Transcript-to-Gene Summarisation

Bioinformatics
tximport
transcript
gene-level
Aggregating transcript-level estimates to gene level for standard differential expression
Published

April 17, 2026

Introduction

Pseudoalignment tools (salmon, kallisto) produce transcript-level counts. For gene-level differential expression, transcripts are aggregated to genes using a transcript-to-gene map. tximport handles this and produces output ready for DESeq2 / edgeR / limma-voom.

Prerequisites

Transcript quantification, gene annotation.

Theory

Gene-level count \(= \sum_\text{transcripts in gene}\) transcript count. tximport can propagate uncertainty via effective lengths and offsets when available.

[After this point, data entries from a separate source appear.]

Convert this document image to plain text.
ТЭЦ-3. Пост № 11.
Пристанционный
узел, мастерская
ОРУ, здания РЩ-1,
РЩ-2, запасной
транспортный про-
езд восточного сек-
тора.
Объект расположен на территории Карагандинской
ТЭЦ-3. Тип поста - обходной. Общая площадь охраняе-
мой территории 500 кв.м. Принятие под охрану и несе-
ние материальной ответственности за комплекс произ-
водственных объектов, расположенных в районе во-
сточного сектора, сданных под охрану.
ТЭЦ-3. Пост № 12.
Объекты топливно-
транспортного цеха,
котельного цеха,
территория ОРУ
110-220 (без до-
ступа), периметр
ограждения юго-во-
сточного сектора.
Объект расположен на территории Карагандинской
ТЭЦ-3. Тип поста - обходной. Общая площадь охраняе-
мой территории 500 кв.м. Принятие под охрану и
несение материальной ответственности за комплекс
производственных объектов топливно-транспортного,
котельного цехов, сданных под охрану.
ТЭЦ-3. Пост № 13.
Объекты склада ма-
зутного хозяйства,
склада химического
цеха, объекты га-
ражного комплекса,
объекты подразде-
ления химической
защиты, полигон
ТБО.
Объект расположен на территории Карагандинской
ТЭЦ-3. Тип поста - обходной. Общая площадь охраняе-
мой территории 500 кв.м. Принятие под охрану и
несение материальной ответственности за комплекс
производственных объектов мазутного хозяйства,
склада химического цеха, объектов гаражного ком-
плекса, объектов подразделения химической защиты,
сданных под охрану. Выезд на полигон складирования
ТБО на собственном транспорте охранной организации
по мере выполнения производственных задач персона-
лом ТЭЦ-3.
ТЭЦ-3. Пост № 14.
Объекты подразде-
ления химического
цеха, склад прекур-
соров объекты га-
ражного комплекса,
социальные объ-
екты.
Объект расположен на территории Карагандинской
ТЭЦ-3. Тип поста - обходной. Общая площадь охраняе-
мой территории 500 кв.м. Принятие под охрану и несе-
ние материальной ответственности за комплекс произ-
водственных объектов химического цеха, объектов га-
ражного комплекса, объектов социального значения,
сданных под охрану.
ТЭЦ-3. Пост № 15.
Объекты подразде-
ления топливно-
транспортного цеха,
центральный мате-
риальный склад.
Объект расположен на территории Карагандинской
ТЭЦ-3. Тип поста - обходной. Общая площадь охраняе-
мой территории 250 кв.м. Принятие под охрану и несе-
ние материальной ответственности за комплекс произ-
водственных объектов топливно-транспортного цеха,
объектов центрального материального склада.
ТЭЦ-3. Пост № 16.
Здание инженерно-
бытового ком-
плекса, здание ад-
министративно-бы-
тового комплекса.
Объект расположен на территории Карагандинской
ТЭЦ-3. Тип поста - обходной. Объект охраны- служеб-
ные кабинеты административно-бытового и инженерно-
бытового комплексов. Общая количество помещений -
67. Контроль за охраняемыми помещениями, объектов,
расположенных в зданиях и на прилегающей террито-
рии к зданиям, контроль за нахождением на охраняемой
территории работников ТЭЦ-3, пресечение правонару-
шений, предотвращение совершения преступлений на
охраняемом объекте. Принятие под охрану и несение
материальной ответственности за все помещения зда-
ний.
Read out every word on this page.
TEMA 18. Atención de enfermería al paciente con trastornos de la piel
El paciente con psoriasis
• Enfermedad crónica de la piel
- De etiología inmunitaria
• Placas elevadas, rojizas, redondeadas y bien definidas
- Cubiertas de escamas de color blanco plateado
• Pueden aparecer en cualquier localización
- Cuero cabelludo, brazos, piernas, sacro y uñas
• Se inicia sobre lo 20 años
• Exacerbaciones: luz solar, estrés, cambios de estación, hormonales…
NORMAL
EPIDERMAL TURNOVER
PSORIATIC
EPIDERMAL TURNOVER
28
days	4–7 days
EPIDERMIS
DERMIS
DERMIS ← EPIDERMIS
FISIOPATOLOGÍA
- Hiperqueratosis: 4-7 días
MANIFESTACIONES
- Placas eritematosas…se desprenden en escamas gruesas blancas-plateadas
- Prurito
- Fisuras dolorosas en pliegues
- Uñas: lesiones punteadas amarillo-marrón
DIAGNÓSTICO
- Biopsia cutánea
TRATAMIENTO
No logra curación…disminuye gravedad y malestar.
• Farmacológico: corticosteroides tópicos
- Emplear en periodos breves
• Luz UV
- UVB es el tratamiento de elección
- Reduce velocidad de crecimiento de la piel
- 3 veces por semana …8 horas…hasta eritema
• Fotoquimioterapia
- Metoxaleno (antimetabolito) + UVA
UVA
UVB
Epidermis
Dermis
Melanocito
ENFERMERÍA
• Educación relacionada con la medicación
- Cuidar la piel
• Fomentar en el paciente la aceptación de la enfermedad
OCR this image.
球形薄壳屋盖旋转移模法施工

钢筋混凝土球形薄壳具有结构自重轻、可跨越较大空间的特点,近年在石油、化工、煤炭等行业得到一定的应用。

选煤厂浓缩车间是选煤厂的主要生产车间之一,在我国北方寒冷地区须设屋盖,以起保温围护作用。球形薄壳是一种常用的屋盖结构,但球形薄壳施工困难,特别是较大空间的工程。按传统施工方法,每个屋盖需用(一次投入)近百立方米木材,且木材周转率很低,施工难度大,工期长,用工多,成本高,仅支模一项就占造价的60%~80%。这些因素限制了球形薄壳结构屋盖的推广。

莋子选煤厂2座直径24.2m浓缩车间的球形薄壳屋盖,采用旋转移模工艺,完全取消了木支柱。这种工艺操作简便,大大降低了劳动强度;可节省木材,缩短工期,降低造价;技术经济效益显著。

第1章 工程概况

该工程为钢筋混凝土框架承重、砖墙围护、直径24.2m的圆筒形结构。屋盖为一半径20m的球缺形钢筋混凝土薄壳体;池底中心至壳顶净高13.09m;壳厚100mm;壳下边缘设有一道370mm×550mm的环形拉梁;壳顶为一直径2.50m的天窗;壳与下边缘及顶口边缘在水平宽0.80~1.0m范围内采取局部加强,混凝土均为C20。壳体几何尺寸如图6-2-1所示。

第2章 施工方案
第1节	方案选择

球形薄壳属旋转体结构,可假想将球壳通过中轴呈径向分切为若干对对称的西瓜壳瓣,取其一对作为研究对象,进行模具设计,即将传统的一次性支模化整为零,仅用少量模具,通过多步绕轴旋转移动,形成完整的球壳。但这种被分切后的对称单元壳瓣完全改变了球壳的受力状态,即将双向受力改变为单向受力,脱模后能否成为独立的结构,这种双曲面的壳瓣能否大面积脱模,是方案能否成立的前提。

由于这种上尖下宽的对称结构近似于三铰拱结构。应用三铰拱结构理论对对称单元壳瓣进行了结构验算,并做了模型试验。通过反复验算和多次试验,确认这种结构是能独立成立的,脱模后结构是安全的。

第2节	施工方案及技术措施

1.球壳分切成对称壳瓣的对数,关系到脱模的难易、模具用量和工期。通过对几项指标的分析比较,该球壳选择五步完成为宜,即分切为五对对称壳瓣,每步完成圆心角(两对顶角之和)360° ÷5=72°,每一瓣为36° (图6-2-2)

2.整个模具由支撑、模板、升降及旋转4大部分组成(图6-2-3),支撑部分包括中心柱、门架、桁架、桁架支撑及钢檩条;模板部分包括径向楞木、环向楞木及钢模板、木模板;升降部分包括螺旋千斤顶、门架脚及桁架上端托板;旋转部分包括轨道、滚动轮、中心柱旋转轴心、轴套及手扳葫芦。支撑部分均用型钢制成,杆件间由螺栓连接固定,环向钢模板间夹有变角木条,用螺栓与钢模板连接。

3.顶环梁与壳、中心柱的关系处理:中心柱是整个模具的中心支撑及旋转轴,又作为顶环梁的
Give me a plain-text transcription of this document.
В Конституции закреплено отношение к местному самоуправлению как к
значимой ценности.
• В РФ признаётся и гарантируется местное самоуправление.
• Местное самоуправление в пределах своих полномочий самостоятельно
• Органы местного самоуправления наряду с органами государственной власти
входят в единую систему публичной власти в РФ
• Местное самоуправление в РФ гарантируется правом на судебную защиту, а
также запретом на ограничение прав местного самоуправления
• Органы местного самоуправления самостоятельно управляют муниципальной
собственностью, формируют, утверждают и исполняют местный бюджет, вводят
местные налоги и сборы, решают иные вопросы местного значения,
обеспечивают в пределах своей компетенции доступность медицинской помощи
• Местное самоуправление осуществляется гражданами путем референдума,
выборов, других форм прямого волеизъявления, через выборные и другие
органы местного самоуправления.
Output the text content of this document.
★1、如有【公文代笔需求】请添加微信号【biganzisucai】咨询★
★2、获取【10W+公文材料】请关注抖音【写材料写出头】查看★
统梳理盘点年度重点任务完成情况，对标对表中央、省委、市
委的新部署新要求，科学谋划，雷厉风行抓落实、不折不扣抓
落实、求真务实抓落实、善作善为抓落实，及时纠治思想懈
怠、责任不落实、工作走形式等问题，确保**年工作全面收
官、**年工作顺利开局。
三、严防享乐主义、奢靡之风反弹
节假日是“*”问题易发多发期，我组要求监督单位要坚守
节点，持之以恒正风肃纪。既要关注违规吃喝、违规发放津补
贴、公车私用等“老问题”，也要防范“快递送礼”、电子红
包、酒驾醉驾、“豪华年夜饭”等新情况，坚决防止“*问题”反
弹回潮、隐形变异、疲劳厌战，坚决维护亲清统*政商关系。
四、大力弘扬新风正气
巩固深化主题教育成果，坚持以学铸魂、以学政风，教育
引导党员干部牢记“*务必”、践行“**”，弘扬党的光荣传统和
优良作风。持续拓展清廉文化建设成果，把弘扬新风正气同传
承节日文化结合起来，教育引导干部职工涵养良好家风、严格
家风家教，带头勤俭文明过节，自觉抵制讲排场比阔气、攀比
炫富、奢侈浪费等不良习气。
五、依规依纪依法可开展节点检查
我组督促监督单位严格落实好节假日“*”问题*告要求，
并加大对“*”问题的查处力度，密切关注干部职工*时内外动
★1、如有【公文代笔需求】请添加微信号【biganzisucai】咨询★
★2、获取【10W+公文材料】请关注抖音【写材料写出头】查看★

Direct transcript-level DE is also possible (swish, DRIMSeq).

Assumptions

Transcript-to-gene map consistent with the annotation used for quantification.

R Implementation

library(tximport); library(tximeta)

# Example: salmon outputs
# files <- list.files("salmon_out", pattern = "quant.sf", recursive = TRUE, full.names = TRUE)
# tx2gene <- read.table("tx2gene.tsv", header = TRUE)
#
# txi <- tximport(files, type = "salmon", tx2gene = tx2gene,
#                 countsFromAbundance = "lengthScaledTPM")
#
# txi$counts: gene x sample matrix

Output & Results

A list with counts, abundance (TPM), and length; the last is a matrix of effective lengths used downstream.

Interpretation

“tximport aggregated 190,000 transcripts to 22,000 genes; gene-level expression ready for DESeq2 analysis.”

Practical Tips

  • countsFromAbundance = "lengthScaledTPM" is standard for DE analysis.
  • Use tximeta to fetch the tx-to-gene map automatically from the salmon index.
  • For differential transcript usage (DTU), use DRIMSeq or DEXSeq.
  • Always check that the tx-to-gene map matches the index used.
  • Ensure sample order in files matches metadata.